Clean Arctic's recommendations include rolling barrels manually, draining fuel before transportation, and sawing large structures into fragments for helicopter delivery

MOSCOW, November 6. /TASS/. The Clean Arctic environmental project's volunteers developed standards for cleaning hard-to-reach Arctic territories. They used experience of a cleanup mission at Cape Chelyuskin, from where over two years the project participants removed eight tons of waste, Clean Arctic's press service told TASS.

Cape Chelyuskin's polluted area is about 40 hectares that keep big amounts of scrap metal - remnants of machinery, equipment, towers, ladders, platforms and about 40,000 empty barrels. Metal had been accumulated at Eurasia's northernmost point for almost 90 years - since the 1930s, fuel and equipment have been brought there for the polar station.

"We hope that when the mission at Cape Chelyuskin is completed, a new chapter of history will begin there. It is not only an important geographical point on the Northern Sea Route, it is also an indicator of the region's environment conditions, where meteorologists monitor climate change," the press service quoted the project's leader Andrey Nagibin as saying.

Jointly with weather forecast specialists of the Northern Department for Hydrometeorology and Environmental Monitoring, the volunteers prepared recommendations on safe waste management. The developed methods observe peculiarities of the tundra soil. "In the Arctic, the tundra surface is very vulnerable due to the thin vegetation layer. Heavy machinery, used in the cleaning, will damage the entire cover, which will either never recover or which will be recovering for decades," the press service told TASS.

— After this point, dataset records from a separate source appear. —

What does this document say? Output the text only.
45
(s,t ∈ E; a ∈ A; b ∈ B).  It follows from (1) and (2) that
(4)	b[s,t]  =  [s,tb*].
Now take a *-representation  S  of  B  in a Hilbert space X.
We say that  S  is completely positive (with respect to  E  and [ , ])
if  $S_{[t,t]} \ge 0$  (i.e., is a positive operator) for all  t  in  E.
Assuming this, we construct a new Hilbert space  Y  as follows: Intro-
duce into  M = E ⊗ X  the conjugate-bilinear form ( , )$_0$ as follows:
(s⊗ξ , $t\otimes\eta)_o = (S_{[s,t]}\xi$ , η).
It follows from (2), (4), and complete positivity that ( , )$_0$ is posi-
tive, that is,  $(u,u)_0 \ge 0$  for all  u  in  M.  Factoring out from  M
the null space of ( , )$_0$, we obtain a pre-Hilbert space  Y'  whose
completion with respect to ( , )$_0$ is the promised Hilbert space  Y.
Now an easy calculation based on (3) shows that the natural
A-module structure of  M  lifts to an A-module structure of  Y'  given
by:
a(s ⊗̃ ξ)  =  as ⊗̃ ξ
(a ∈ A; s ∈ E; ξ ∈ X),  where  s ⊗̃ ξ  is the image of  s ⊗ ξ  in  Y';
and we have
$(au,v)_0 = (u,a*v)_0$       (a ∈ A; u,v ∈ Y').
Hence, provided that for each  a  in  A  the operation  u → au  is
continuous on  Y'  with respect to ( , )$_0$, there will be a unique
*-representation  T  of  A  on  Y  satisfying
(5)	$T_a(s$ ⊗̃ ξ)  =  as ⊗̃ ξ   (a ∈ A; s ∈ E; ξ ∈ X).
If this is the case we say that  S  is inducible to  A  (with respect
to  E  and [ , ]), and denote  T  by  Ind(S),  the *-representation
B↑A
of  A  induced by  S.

Clean Arctic's recommendations include rolling barrels manually, draining fuel before transportation, and sawing large structures into fragments for helicopter delivery. Collected scrap metal is put into nets and a helicopter transports the nets onto the ship. The waste is placed in the holds. The cargo weight is calculated from the vessel's draft, and at the port the cargo is transferred to licensed processors.

At Cape Chelyuskin, volunteers tested the "Northern Removal" technology - to use routes of vessels that deliver vital cargo to the North (the so-called Northern Supplies program). A helicopter takes the collected scrap metal, packed into nets, onto the Mikhail Somov ship that brings the waste for further processing to Arkhangelsk along the logistics chain that is used for the Northern Supplies program. The Clean Arctic project has used this option to remove eight tons of waste over recent two years.

About the project

The Clean Arctic project began in 2021. Over this time, almost 10,000 people from across the country have collected about 22,000 tons of waste, and cleaned more than 1,000 hectares of Arctic land. The project's general partner is the Rosatom state-run corporation, with TASS as its general information partner.